Written by Jason Nichols

With a diverse operation that includes several businesses, the Hurst family is focused on the future

It all started with a small dairy farm, a tiny convenience store outside the farm’s entrance and a desire to be sustainable for generations.

Today, the operation that started with George Hurst and his father, Earl, is a thriving group of partnerships that includes the 500-cow, 900-acre Oregon Dairy, a 35,000-square-foot supermarket that employs 360 people, a 200-seat family restaurant, a composting operation, an energy generation system and environmental stewardship programs that have positioned Oregon Dairy as an important community partner in Lancaster County, Pa.

As Hurst surveys his sprawling Pennsylvania operation, he readily admits he never expected it to turn out this way.

“When I went into partnership with my dad in 1974, we had a small dairy and a small convenience store,” Hurst says. “We did not have any idea where this was going to end up.”

Earlier this year, Hurst ended up in Washington, D.C., to receive a sustainability award from the Innovation Center for U.S. Dairy for his farm’s dedication to community outreach, renewable energy practices and a business culture that isn’t afraid to take risks and try new things in order to remain viable.

Hurst is in partnership with his son, Chad, and daughter and son-in-law, Maria and Tim Forry, on the dairy operation. Maria accompanied him to the awards ceremony in Washington, D.C.
“I was like, ‘Wow, I can’t believe we are being recognized for the things we do every day,’” says Maria, who accepted the award with George in Washington, D.C. “I also think about all the other dairies that are doing the things we do and even more than we do. It’s very humbling.”

The dairy is equipped with a methane digester and recently went into partnership on a compost operation.

The digester is a prime example of the management’s foresight.

In 1985, energy costs were forecast to increase dramatically and the population of Lancaster County was on the rise.

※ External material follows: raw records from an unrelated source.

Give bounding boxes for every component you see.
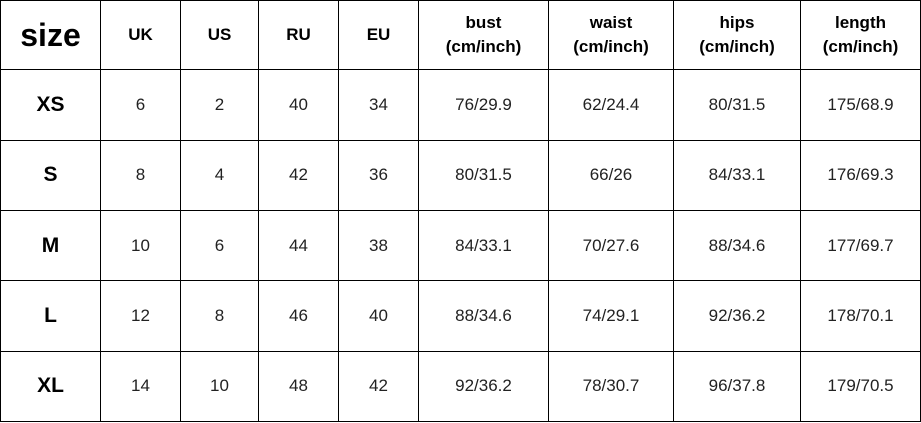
size-value: 38 — [338, 209, 419, 282]
size-value: 70/27.6 — [548, 209, 674, 282]
header-cell: hips (cm/inch) — [673, 0, 801, 71]
header-text: EU — [366, 25, 391, 45]
size-value: 176/69.3 — [800, 139, 921, 211]
header-text: RU — [286, 25, 311, 45]
size-row: S 8 4 42 36 80/31.5 66/26 84/33.1 176/69.3 — [0, 139, 921, 211]
size-value: 40 — [258, 69, 339, 141]
header-text: hips — [719, 13, 755, 33]
size-value: 12 — [100, 280, 181, 352]
header-text: (cm/inch) — [573, 37, 649, 57]
size-value: 8 — [100, 139, 181, 211]
size-value: 44 — [258, 209, 339, 282]
size-value: 8 — [180, 280, 259, 352]
size-value: 80/31.5 — [673, 69, 801, 141]
header-cell: waist (cm/inch) — [548, 0, 674, 71]
size-value: 78/30.7 — [548, 350, 674, 423]
header-text: (cm/inch) — [822, 37, 899, 57]
size-row: M 10 6 44 38 84/33.1 70/27.6 88/34.6 177/69.7 — [0, 209, 921, 282]
size-value: 42 — [338, 350, 419, 423]
size-value: 96/37.8 — [673, 350, 801, 423]
size-value: 40 — [338, 280, 419, 352]
size-value: 175/68.9 — [800, 69, 921, 141]
size-row: XL 14 10 48 42 92/36.2 78/30.7 96/37.8 179/70.5 — [0, 350, 921, 423]
header-row: size UK US RU EU bust (cm/inch) waist (cm/inch) h… — [0, 0, 921, 71]
header-cell: RU — [258, 0, 339, 71]
size-value: 76/29.9 — [418, 69, 549, 141]
header-text: (cm/inch) — [699, 37, 775, 57]
size-value: 6 — [100, 69, 181, 141]
size-value: 74/29.1 — [548, 280, 674, 352]
size-value: 42 — [258, 139, 339, 211]
size-label: XS — [0, 69, 101, 141]
header-cell: bust (cm/inch) — [418, 0, 549, 71]
header-cell: length (cm/inch) — [800, 0, 921, 71]
header-text: length — [835, 13, 886, 33]
size-value: 36 — [338, 139, 419, 211]
size-label: S — [0, 139, 101, 211]
size-value: 178/70.1 — [800, 280, 921, 352]
size-value: 84/33.1 — [673, 139, 801, 211]
size-value: 84/33.1 — [418, 209, 549, 282]
size-value: 179/70.5 — [800, 350, 921, 423]
header-text: size — [20, 17, 81, 54]
size-value: 6 — [180, 209, 259, 282]
header-text: (cm/inch) — [445, 37, 522, 57]
size-value: 88/34.6 — [673, 209, 801, 282]
size-value: 10 — [100, 209, 181, 282]
size-value: 34 — [338, 69, 419, 141]
header-cell: size — [0, 0, 101, 71]
size-label: XL — [0, 350, 101, 423]
header-cell: UK — [100, 0, 181, 71]
size-value: 66/26 — [548, 139, 674, 211]
header-cell: US — [180, 0, 259, 71]
size-label: M — [0, 209, 101, 282]
size-value: 10 — [180, 350, 259, 423]
size-label: L — [0, 280, 101, 352]
size-value: 88/34.6 — [418, 280, 549, 352]
size-value: 80/31.5 — [418, 139, 549, 211]
header-text: bust — [465, 13, 502, 33]
header-text: US — [207, 25, 232, 45]
size-value: 2 — [180, 69, 259, 141]
size-value: 48 — [258, 350, 339, 423]
size-value: 4 — [180, 139, 259, 211]
header-cell: EU — [338, 0, 419, 71]
size-value: 92/36.2 — [418, 350, 549, 423]
size-row: XS 6 2 40 34 76/29.9 62/24.4 80/31.5 175/68.9 — [0, 69, 921, 141]
size-value: 92/36.2 — [673, 280, 801, 352]
size-row: L 12 8 46 40 88/34.6 74/29.1 92/36.2 178/70.1 — [0, 280, 921, 352]
header-text: waist — [589, 13, 633, 33]
size-value: 62/24.4 — [548, 69, 674, 141]
size-value: 46 — [258, 280, 339, 352]
size-value: 177/69.7 — [800, 209, 921, 282]
header-text: UK — [128, 25, 153, 45]
size-value: 14 — [100, 350, 181, 423]
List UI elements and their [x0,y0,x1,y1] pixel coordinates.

Hurst worked with a nearby dairy to install a methane digester to decrease his dependence on purchased energy for the dairy, the restaurant and the grocery store. That wasn’t the only benefit of the digester. The anaerobic process also significantly cuts down on the odor associated with a dairy operation, which positioned the dairy as a more community-friendly operation.

“That’s part of having the digester and one of the reasons we recently expanded its capacity,” says Tim. “The digested manure has less odor. You can’t put a number on that, but that’s an important thing for us because we have so many people close by.”

The farm added a second collection tank to the digester in 2010. The digester now provides all the power for the dairy, supplements power to the grocery store, heats Tim and Maria’s home and preheats water for the dairy.

The farm’s manure management practices show the family’s dedication to using all of their resources. They’re essentially using the manure from start to finish.